Oder, das Geheimnis des ½ Zoll-GF-Rohres
Zweifelsohne die Schlafegg-Geschichte ist immer wieder ein Update wert. So auch diesmal als, doch bei eher zweifelhaftem Wetter am Sonntag, wir, mit Sack und Pack, uns zu Wetterstollen Gesenk II hinaufbemühten um weitere Geheimnisse der Unterwelten zu ergründen. Ort der Begierde, lange schlaflose Nächte produzierend, die Hauptstrecke jenseits der Verstützung, insbesondere hierbei der legendäre Cornu-Schacht im Zentrum der Kohle-Mine.
Wir wussten dass der Hauptquerschlag, weil viel zu breit gebaut in geologisch labilem Bereich, gnadenlos zusammengesungen war. Also mussten wir, ehe wir diese Mission vorbereiten konnten, erstmals Klarheit über die mögliche Versturzumgehungs-Route erlangen. Dazu erstmals von Nöten, die genaue Entschlüsselung des vorhandenen Grubenplans.
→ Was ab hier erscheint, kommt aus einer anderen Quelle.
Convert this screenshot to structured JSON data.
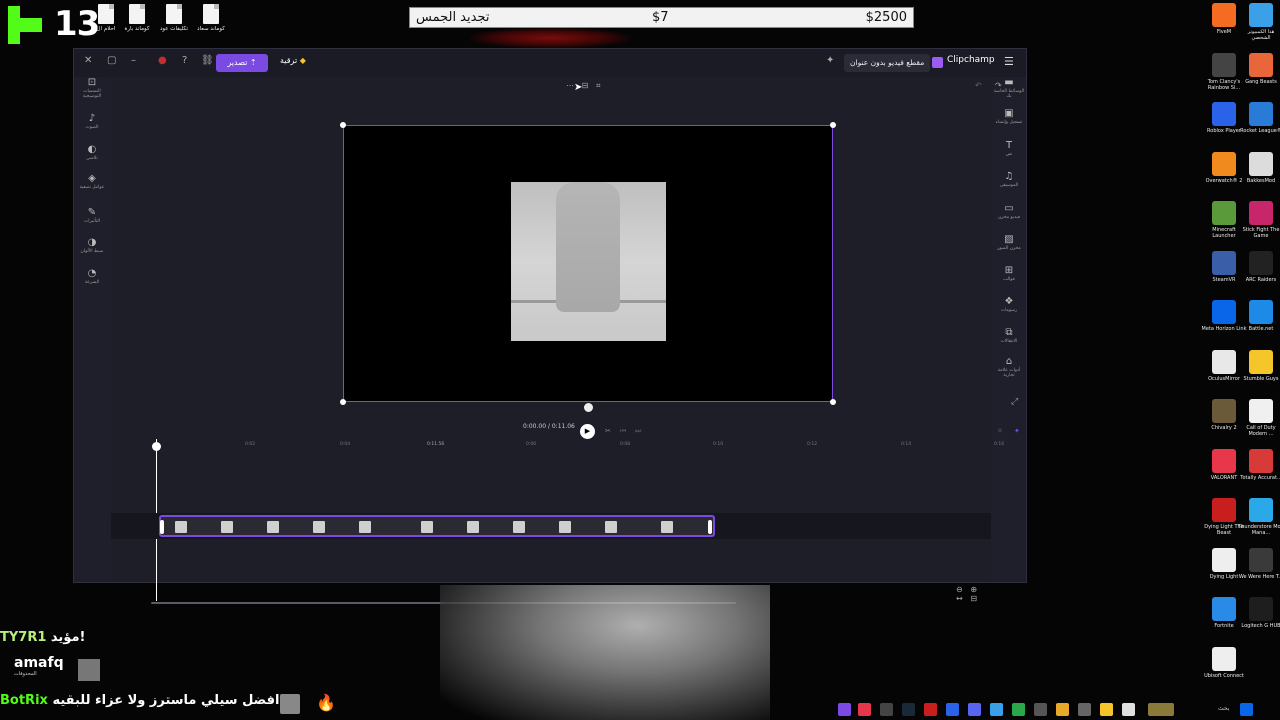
{
  "overlay": {
    "kick_count": "13",
    "top_icons": [
      "احلام ال",
      "كوماند بارة",
      "تكليفات عود",
      "كوماند سعاد"
    ],
    "goal": {
      "title": "تجديد الجمس",
      "current": "$7",
      "target": "$2500"
    }
  },
  "window": {
    "export_label": "تصدير",
    "upgrade_label": "ترقية",
    "project_name": "مقطع فيديو بدون عنوان",
    "brand": "Clipchamp"
  },
  "left_sidebar": [
    {
      "icon": "captions-icon",
      "label": "التسميات التوضيحية"
    },
    {
      "icon": "audio-icon",
      "label": "الصوت"
    },
    {
      "icon": "fade-icon",
      "label": "تلاشي"
    },
    {
      "icon": "filters-icon",
      "label": "عوامل تصفية"
    },
    {
      "icon": "effects-icon",
      "label": "التأثيرات"
    },
    {
      "icon": "color-icon",
      "label": "ضبط الألوان"
    },
    {
      "icon": "speed-icon",
      "label": "السرعة"
    }
  ],
  "right_sidebar": [
    {
      "icon": "media-icon",
      "label": "الوسائط الخاصة بك"
    },
    {
      "icon": "record-icon",
      "label": "تسجيل وإنشاء"
    },
    {
      "icon": "text-icon",
      "label": "نص"
    },
    {
      "icon": "music-icon",
      "label": "الموسيقى"
    },
    {
      "icon": "stock-video-icon",
      "label": "فيديو مخزن"
    },
    {
      "icon": "stock-images-icon",
      "label": "مخزن الصور"
    },
    {
      "icon": "templates-icon",
      "label": "قوالب"
    },
    {
      "icon": "graphics-icon",
      "label": "رسومات"
    },
    {
      "icon": "transitions-icon",
      "label": "الانتقالات"
    },
    {
      "icon": "brand-kit-icon",
      "label": "أدوات علامة تجارية"
    }
  ],
  "player": {
    "current_time": "0:00.00",
    "total_time": "0:11.06",
    "playhead_marker": "0:11.56"
  },
  "ruler_ticks": [
    "0:02",
    "0:04",
    "0:06",
    "0:08",
    "0:10",
    "0:12",
    "0:14",
    "0:16",
    "0:18"
  ],
  "desktop_icons": [
    {
      "label": "FiveM",
      "color": "#f36c21"
    },
    {
      "label": "هذا الكمبيوتر الشخصي",
      "color": "#3aa0e8"
    },
    {
      "label": "Tom Clancy's Rainbow Si...",
      "color": "#444"
    },
    {
      "label": "Gang Beasts",
      "color": "#e8663a"
    },
    {
      "label": "Roblox Player",
      "color": "#2a63e8"
    },
    {
      "label": "Rocket League®",
      "color": "#2a7ad8"
    },
    {
      "label": "Overwatch® 2",
      "color": "#f08a1e"
    },
    {
      "label": "BakkesMod",
      "color": "#dcdcdc"
    },
    {
      "label": "Minecraft Launcher",
      "color": "#5b9a3a"
    },
    {
      "label": "Stick Fight The Game",
      "color": "#c8266a"
    },
    {
      "label": "SteamVR",
      "color": "#3b5ea8"
    },
    {
      "label": "ARC Raiders",
      "color": "#222"
    },
    {
      "label": "Meta Horizon Link",
      "color": "#0a66e8"
    },
    {
      "label": "Battle.net",
      "color": "#1e8ae8"
    },
    {
      "label": "OculusMirror",
      "color": "#e8e8e8"
    },
    {
      "label": "Stumble Guys",
      "color": "#f5c62a"
    },
    {
      "label": "Chivalry 2",
      "color": "#6a5a3a"
    },
    {
      "label": "Call of Duty Modern ...",
      "color": "#f0f0f0"
    },
    {
      "label": "VALORANT",
      "color": "#e8364a"
    },
    {
      "label": "Totally Accurat...",
      "color": "#d83a3a"
    },
    {
      "label": "Dying Light The Beast",
      "color": "#c81e1e"
    },
    {
      "label": "Thunderstore Mod Mana...",
      "color": "#2aa8e8"
    },
    {
      "label": "Dying Light",
      "color": "#eee"
    },
    {
      "label": "We Were Here T...",
      "color": "#3a3a3a"
    },
    {
      "label": "Fortnite",
      "color": "#2a8ae8"
    },
    {
      "label": "Logitech G HUB",
      "color": "#1e1e1e"
    },
    {
      "label": "Ubisoft Connect",
      "color": "#eee"
    }
  ],
  "chat": {
    "sub_text": "مؤيد!",
    "sub_name": "TY7R1",
    "user": "amafq",
    "user_label": "المحذوفات",
    "ticker_bot": "BotRix",
    "ticker_text": "افضل سيلي ماسترز ولا عزاء للبقيه"
  },
  "taskbar": {
    "search_label": "بحث"
  }
}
Klar war, wir mussten von der Grundstrecke 1N (auf 1840 m.ü.m.), welche wir über den Wetterstolllen erreichten, auf 1797 Meter über Meer, Sprich Niveau Hauptquerschlag hinunterklettern. Verschiedene Varianten standen zur Diskussion die wir im Berge genauer prüfen wollten. Alle 3 erkorenen Varianten bedurften einer gewichtsintensiven Ausrüstung wie Seile, Felsanker, Fäustel und vieles mehr, was wiederum den Aufstieg übers steile Gelände zur Olympiadisziplin machte.
Als mögliche Abstiege waren bestimmt,
- Gesenk II über die Steinestaumauer hinab auf der Rutsche bis auf Grundstrecke 2N.
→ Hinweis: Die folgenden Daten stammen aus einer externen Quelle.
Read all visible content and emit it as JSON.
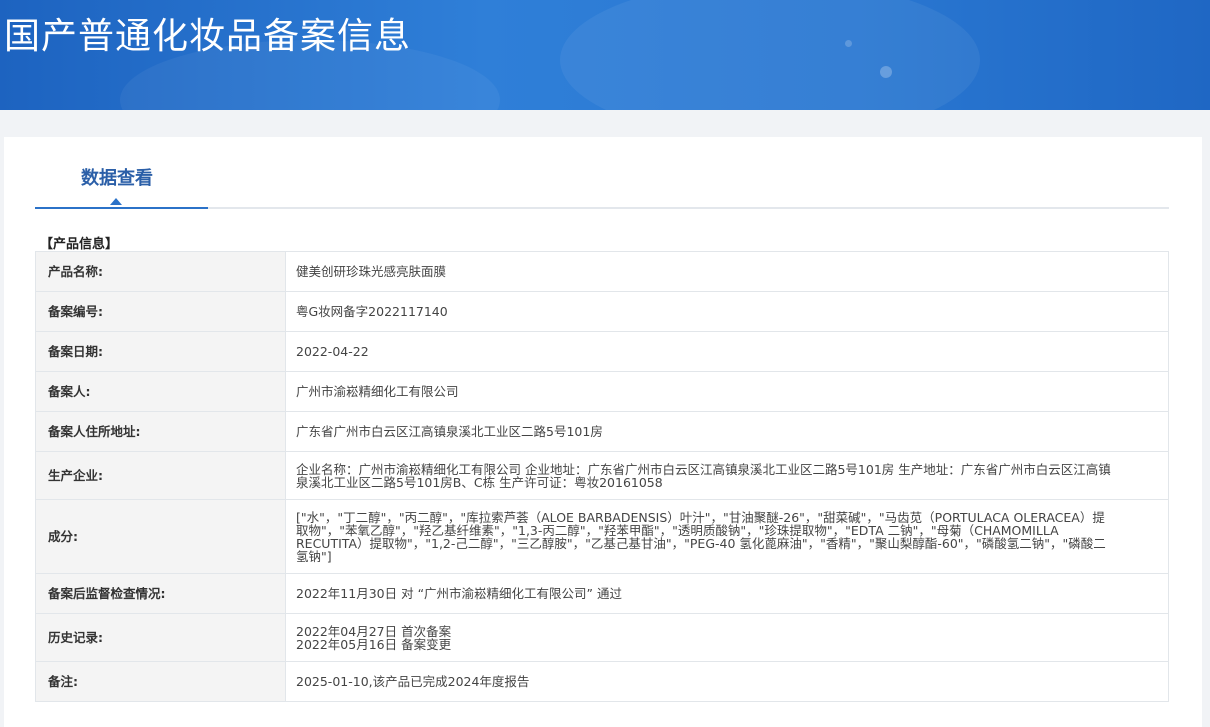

- Das Abbaufeld südlich von Gesenk II welches nach unserer Annahne auf der Grundstrecke 2N endet.
- Und zu allerletzt, den in der Vorgeschichte Braunkohlegruben Schlafegg beschriebenen Schrägschacht welcher schon einst mittels ½ Zoll-GF-Rohr bestiegen wurde.
Die Variante Gesenk II war schnell vom Tisch als ich am Seil gesichert mich bis zur Rutschbahn begab und feststellen musste dass diese nach wie vor gefährlich rutschig war und ich am Wiederaufstieg zweifelte. Keine Ruhe lies mir die Vorstellung dass diese witzige Steine-Rutschbahn in eine Rollenschnauze enden könnte und ich in dieser zwangsläufig, unbeweglich feststecken täte.
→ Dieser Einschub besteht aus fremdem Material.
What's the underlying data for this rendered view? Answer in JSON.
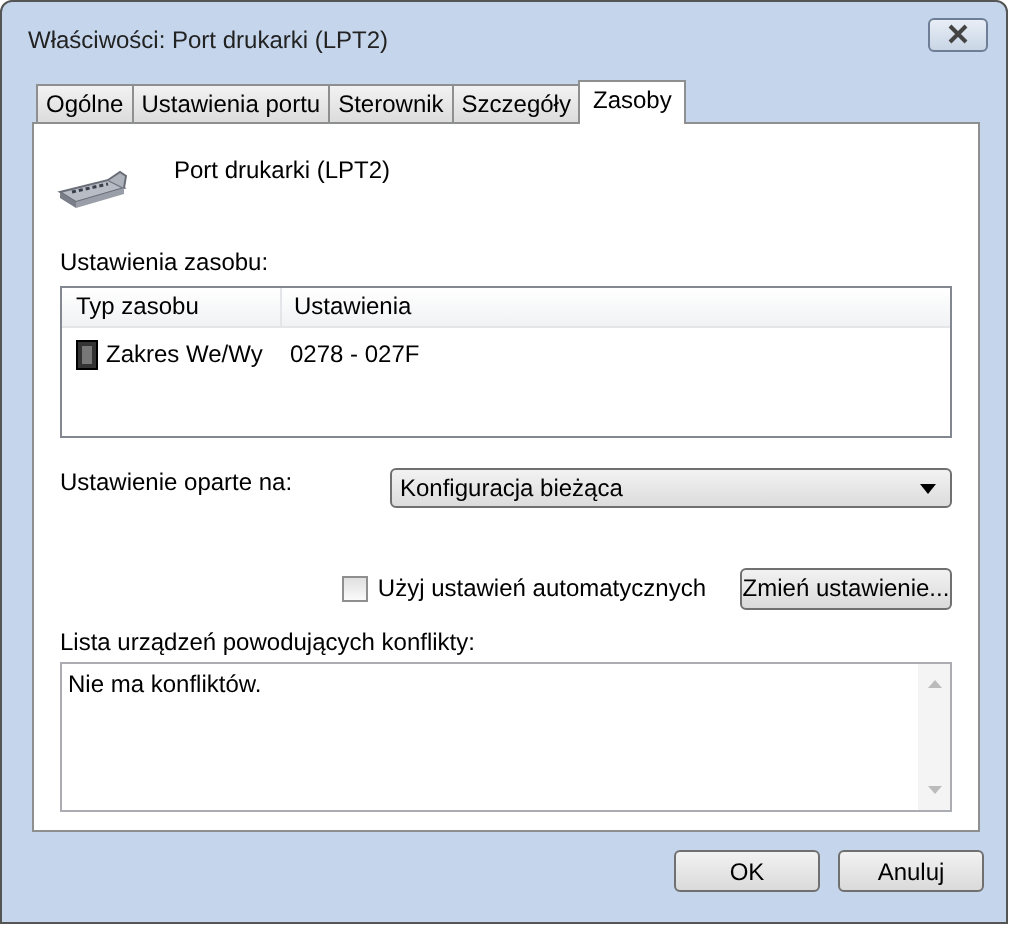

Also rück und kehrt um das Abbaufeld genauer zu untersuchen. Aber auch hier, was wir im Plan als Abbaufeld interpretieren sind in Tat und Wahrheit mögliche abbauwürdige Bereiche. Ein Stollen finden wir doch noch welcher exakt den Konturen des abbauwürdigen Bereiches folgt und siehe da, das Geheimnis der Rutschbahn ist geklärt.
Fast am Ende des Stollens findet sich eine heimtückische Öffnung im Boden die schnurstracks einen tiefen Schrägschacht ankündigt. Im innern ein durcheinander verfaulter Leitern die ein Indiz für den damaligen Personenzugang (in der Fachsprache, Fahrtrumm genannt) sind. Folglich ist eindeutig das parallel verlaufende Gesenk II ein richtig bös in Rollenschnauze endender Schacht.
Der gefundene Fahrtrumm wäre folglich eine Möglichkeit die Grundstrecke 2N zu beklettern doch auch hierbei machte sich schnell eine bösartige Schikane breit. Der erste Teil des Schachtes, rund 3 Meter, verläuft fast Vertikal abwärts ehe unten, wo die sterbenden Leitern herumliegen, der Weiterfluss im 45 Gradwinkel weiter verläuft. 3 Meter hinunter, durchaus möglich, doch 3 Meter wieder zurück vertikal hinauf schien uns zu heftig. Hinzu kam hier die Schwierigkeit des Ankersetzens. Kohle oder Verwandte hält rein gar nix.
Also Variante 3 und hierbei erst noch das in der Geschichte Braunkohlegruben Schlafegg beschriebene Geheimnis des ½ Zoll-GF-Rohres entschlüsseln.
Über die, irrtümlich in der Vorexkursion als neue unbekannte, Strecke gelangten wir an die beschriebene Abstiegsstelle. Auf dem Weg dorthin indes wollten wir den eindeutigen Beweiss erbringen das dieser Stollen keineswegs eine neue unbekannte Strecke war, viel eher solle diese als Grundstrecke 1S damals 1945 benamst worden sein. Wir verglichen den Grubenplan mit dem real Erkannten und stellten eine eindeutige Übereinstimmung fest.
Somit war klar, auf den Grubenplan war verlass einzig der Zahn der Zeit könnte uns richtig viel Steine in den Weg gelegt haben.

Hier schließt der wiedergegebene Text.